The problem is that you can keep on trying to convince yourself you are right when there is nothing really to prove right! This can cause you to act irrational and do and say things that are uncalled for, and that can lead to fights and over time breakup or divorce.

So if you are prone to toxic and irrational thoughts then your mission should be to get rid of the toxic thoughts and instead trust in your partner and what they say and do, unless they give you a real sign that theres something to not trust. Toxic thoughts are a waste of time, make you feel bad, and use up time in your life that could be better spent.

Removing these thoughts can take practice though. Especially if you are always on guard and ready for a disaster in your relationship. You need to start by replacing your negative thoughts with positive ones. Your thoughts directly affect your feelings so if you want to feel as though you trust your partner you have to think as though you trust your partner.

Just being aware that your thoughts are toxic and irrational will help you to get rid of them. When you recognize that a thought is toxic dont try to fight it. Instead replace it with a more appropriate and positive thought.

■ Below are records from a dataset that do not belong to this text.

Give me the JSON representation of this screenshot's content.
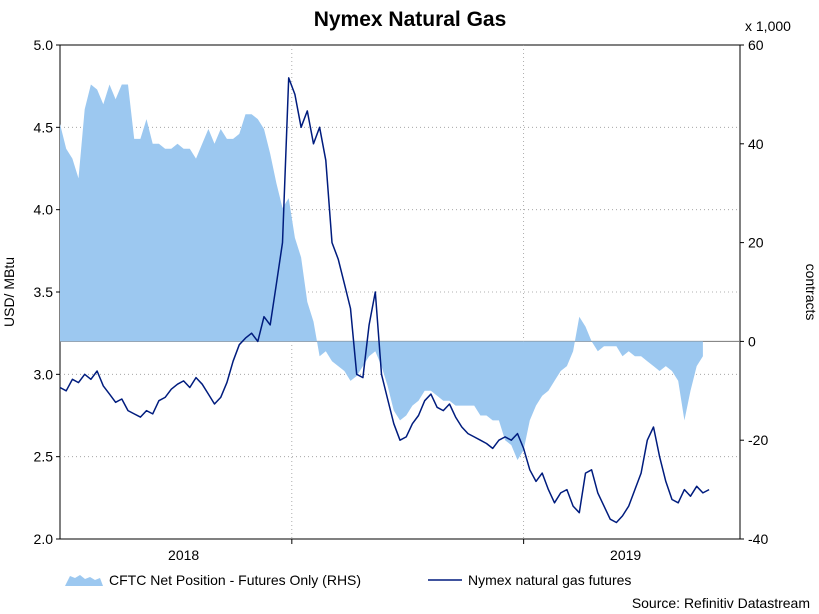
{
  "chart_data": {
    "type": "area+line",
    "title": "Nymex Natural Gas",
    "y_left": {
      "label": "USD/ MBtu",
      "range": [
        2.0,
        5.0
      ],
      "ticks": [
        "2.0",
        "2.5",
        "3.0",
        "3.5",
        "4.0",
        "4.5",
        "5.0"
      ]
    },
    "y_right": {
      "label": "contracts",
      "multiplier_label": "x 1,000",
      "range": [
        -40,
        60
      ],
      "ticks": [
        "-40",
        "-20",
        "0",
        "20",
        "40",
        "60"
      ]
    },
    "x": {
      "ticks": [
        "2018",
        "2019"
      ],
      "range": [
        2017.5,
        2019.7
      ]
    },
    "grid": true,
    "legend_position": "bottom",
    "source": "Source: Refinitiv Datastream",
    "series": [
      {
        "name": "CFTC Net Position - Futures Only (RHS)",
        "kind": "area",
        "color": "#9cc8f0",
        "axis": "right",
        "points": [
          [
            2017.5,
            44
          ],
          [
            2017.52,
            39
          ],
          [
            2017.54,
            37
          ],
          [
            2017.56,
            33
          ],
          [
            2017.58,
            47
          ],
          [
            2017.6,
            52
          ],
          [
            2017.62,
            51
          ],
          [
            2017.64,
            48
          ],
          [
            2017.66,
            52
          ],
          [
            2017.68,
            49
          ],
          [
            2017.7,
            52
          ],
          [
            2017.72,
            52
          ],
          [
            2017.74,
            41
          ],
          [
            2017.76,
            41
          ],
          [
            2017.78,
            45
          ],
          [
            2017.8,
            40
          ],
          [
            2017.82,
            40
          ],
          [
            2017.84,
            39
          ],
          [
            2017.86,
            39
          ],
          [
            2017.88,
            40
          ],
          [
            2017.9,
            39
          ],
          [
            2017.92,
            39
          ],
          [
            2017.94,
            37
          ],
          [
            2017.96,
            40
          ],
          [
            2017.98,
            43
          ],
          [
            2018.0,
            40
          ],
          [
            2018.02,
            43
          ],
          [
            2018.04,
            41
          ],
          [
            2018.06,
            41
          ],
          [
            2018.08,
            42
          ],
          [
            2018.1,
            46
          ],
          [
            2018.12,
            46
          ],
          [
            2018.14,
            45
          ],
          [
            2018.16,
            43
          ],
          [
            2018.18,
            38
          ],
          [
            2018.2,
            32
          ],
          [
            2018.22,
            27
          ],
          [
            2018.24,
            29
          ],
          [
            2018.26,
            21
          ],
          [
            2018.28,
            17
          ],
          [
            2018.3,
            8
          ],
          [
            2018.32,
            4
          ],
          [
            2018.34,
            -3
          ],
          [
            2018.36,
            -2
          ],
          [
            2018.38,
            -4
          ],
          [
            2018.4,
            -5
          ],
          [
            2018.42,
            -6
          ],
          [
            2018.44,
            -8
          ],
          [
            2018.46,
            -7
          ],
          [
            2018.48,
            -5
          ],
          [
            2018.5,
            -3
          ],
          [
            2018.52,
            -2
          ],
          [
            2018.54,
            -5
          ],
          [
            2018.56,
            -9
          ],
          [
            2018.58,
            -14
          ],
          [
            2018.6,
            -16
          ],
          [
            2018.62,
            -15
          ],
          [
            2018.64,
            -13
          ],
          [
            2018.66,
            -12
          ],
          [
            2018.68,
            -10
          ],
          [
            2018.7,
            -10
          ],
          [
            2018.72,
            -11
          ],
          [
            2018.74,
            -12
          ],
          [
            2018.76,
            -12
          ],
          [
            2018.78,
            -13
          ],
          [
            2018.8,
            -13
          ],
          [
            2018.82,
            -13
          ],
          [
            2018.84,
            -13
          ],
          [
            2018.86,
            -15
          ],
          [
            2018.88,
            -15
          ],
          [
            2018.9,
            -16
          ],
          [
            2018.92,
            -16
          ],
          [
            2018.94,
            -20
          ],
          [
            2018.96,
            -21
          ],
          [
            2018.98,
            -24
          ],
          [
            2019.0,
            -22
          ],
          [
            2019.02,
            -16
          ],
          [
            2019.04,
            -13
          ],
          [
            2019.06,
            -11
          ],
          [
            2019.08,
            -10
          ],
          [
            2019.1,
            -8
          ],
          [
            2019.12,
            -6
          ],
          [
            2019.14,
            -5
          ],
          [
            2019.16,
            -2
          ],
          [
            2019.18,
            5
          ],
          [
            2019.2,
            3
          ],
          [
            2019.22,
            0
          ],
          [
            2019.24,
            -2
          ],
          [
            2019.26,
            -1
          ],
          [
            2019.28,
            -1
          ],
          [
            2019.3,
            -1
          ],
          [
            2019.32,
            -3
          ],
          [
            2019.34,
            -2
          ],
          [
            2019.36,
            -3
          ],
          [
            2019.38,
            -3
          ],
          [
            2019.4,
            -4
          ],
          [
            2019.42,
            -5
          ],
          [
            2019.44,
            -6
          ],
          [
            2019.46,
            -5
          ],
          [
            2019.48,
            -6
          ],
          [
            2019.5,
            -8
          ],
          [
            2019.52,
            -16
          ],
          [
            2019.54,
            -10
          ],
          [
            2019.56,
            -5
          ],
          [
            2019.58,
            -3
          ]
        ]
      },
      {
        "name": "Nymex natural gas futures",
        "kind": "line",
        "color": "#001c7e",
        "axis": "left",
        "points": [
          [
            2017.5,
            2.92
          ],
          [
            2017.52,
            2.9
          ],
          [
            2017.54,
            2.97
          ],
          [
            2017.56,
            2.95
          ],
          [
            2017.58,
            3.0
          ],
          [
            2017.6,
            2.97
          ],
          [
            2017.62,
            3.02
          ],
          [
            2017.64,
            2.93
          ],
          [
            2017.66,
            2.88
          ],
          [
            2017.68,
            2.83
          ],
          [
            2017.7,
            2.85
          ],
          [
            2017.72,
            2.78
          ],
          [
            2017.74,
            2.76
          ],
          [
            2017.76,
            2.74
          ],
          [
            2017.78,
            2.78
          ],
          [
            2017.8,
            2.76
          ],
          [
            2017.82,
            2.84
          ],
          [
            2017.84,
            2.86
          ],
          [
            2017.86,
            2.91
          ],
          [
            2017.88,
            2.94
          ],
          [
            2017.9,
            2.96
          ],
          [
            2017.92,
            2.92
          ],
          [
            2017.94,
            2.98
          ],
          [
            2017.96,
            2.94
          ],
          [
            2017.98,
            2.88
          ],
          [
            2018.0,
            2.82
          ],
          [
            2018.02,
            2.86
          ],
          [
            2018.04,
            2.95
          ],
          [
            2018.06,
            3.08
          ],
          [
            2018.08,
            3.18
          ],
          [
            2018.1,
            3.22
          ],
          [
            2018.12,
            3.25
          ],
          [
            2018.14,
            3.2
          ],
          [
            2018.16,
            3.35
          ],
          [
            2018.18,
            3.3
          ],
          [
            2018.2,
            3.55
          ],
          [
            2018.22,
            3.8
          ],
          [
            2018.24,
            4.8
          ],
          [
            2018.26,
            4.7
          ],
          [
            2018.28,
            4.5
          ],
          [
            2018.3,
            4.6
          ],
          [
            2018.32,
            4.4
          ],
          [
            2018.34,
            4.5
          ],
          [
            2018.36,
            4.3
          ],
          [
            2018.38,
            3.8
          ],
          [
            2018.4,
            3.7
          ],
          [
            2018.42,
            3.55
          ],
          [
            2018.44,
            3.4
          ],
          [
            2018.46,
            3.0
          ],
          [
            2018.48,
            2.98
          ],
          [
            2018.5,
            3.3
          ],
          [
            2018.52,
            3.5
          ],
          [
            2018.54,
            3.0
          ],
          [
            2018.56,
            2.85
          ],
          [
            2018.58,
            2.7
          ],
          [
            2018.6,
            2.6
          ],
          [
            2018.62,
            2.62
          ],
          [
            2018.64,
            2.7
          ],
          [
            2018.66,
            2.75
          ],
          [
            2018.68,
            2.84
          ],
          [
            2018.7,
            2.88
          ],
          [
            2018.72,
            2.8
          ],
          [
            2018.74,
            2.78
          ],
          [
            2018.76,
            2.82
          ],
          [
            2018.78,
            2.74
          ],
          [
            2018.8,
            2.68
          ],
          [
            2018.82,
            2.64
          ],
          [
            2018.84,
            2.62
          ],
          [
            2018.86,
            2.6
          ],
          [
            2018.88,
            2.58
          ],
          [
            2018.9,
            2.55
          ],
          [
            2018.92,
            2.6
          ],
          [
            2018.94,
            2.62
          ],
          [
            2018.96,
            2.6
          ],
          [
            2018.98,
            2.64
          ],
          [
            2019.0,
            2.55
          ],
          [
            2019.02,
            2.42
          ],
          [
            2019.04,
            2.35
          ],
          [
            2019.06,
            2.4
          ],
          [
            2019.08,
            2.3
          ],
          [
            2019.1,
            2.22
          ],
          [
            2019.12,
            2.28
          ],
          [
            2019.14,
            2.3
          ],
          [
            2019.16,
            2.2
          ],
          [
            2019.18,
            2.16
          ],
          [
            2019.2,
            2.4
          ],
          [
            2019.22,
            2.42
          ],
          [
            2019.24,
            2.28
          ],
          [
            2019.26,
            2.2
          ],
          [
            2019.28,
            2.12
          ],
          [
            2019.3,
            2.1
          ],
          [
            2019.32,
            2.14
          ],
          [
            2019.34,
            2.2
          ],
          [
            2019.36,
            2.3
          ],
          [
            2019.38,
            2.4
          ],
          [
            2019.4,
            2.6
          ],
          [
            2019.42,
            2.68
          ],
          [
            2019.44,
            2.5
          ],
          [
            2019.46,
            2.35
          ],
          [
            2019.48,
            2.24
          ],
          [
            2019.5,
            2.22
          ],
          [
            2019.52,
            2.3
          ],
          [
            2019.54,
            2.26
          ],
          [
            2019.56,
            2.32
          ],
          [
            2019.58,
            2.28
          ],
          [
            2019.6,
            2.3
          ]
        ]
      }
    ]
  }
}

For instance, when your partner comes home late from work and tells you they had to work late your mind may start to wonder where they really were. Instead of allowing your imagination to continue picturing where you think they were, try picturing them at work and think about the hard work that they put in for the day. This will allow you to see them at work instead of someones house and will help you feel better about the situation.

Replacing your toxic thoughts with more appropriate and positive thoughts will start you off in getting rid of those toxic thoughts for good. After that you should work on your self-esteem and confidence level by reading self-help books or talking to a therapist. The only way you can change the way you think is to take action and learn new ways to think. Your self-confidence and self-esteem will improve dramatically with each new belief you acquire.

Whatever action you decide to take, do not allow yourself to continue living with toxic thoughts about your relationship. True happiness in a relationship comes from trust and living in the moment. Allow yourself to see your relationship for what it really is at all times and work on issues as they arise, but do not make up issues in your mind because you will, in the end, create exactly what you are trying to avoid.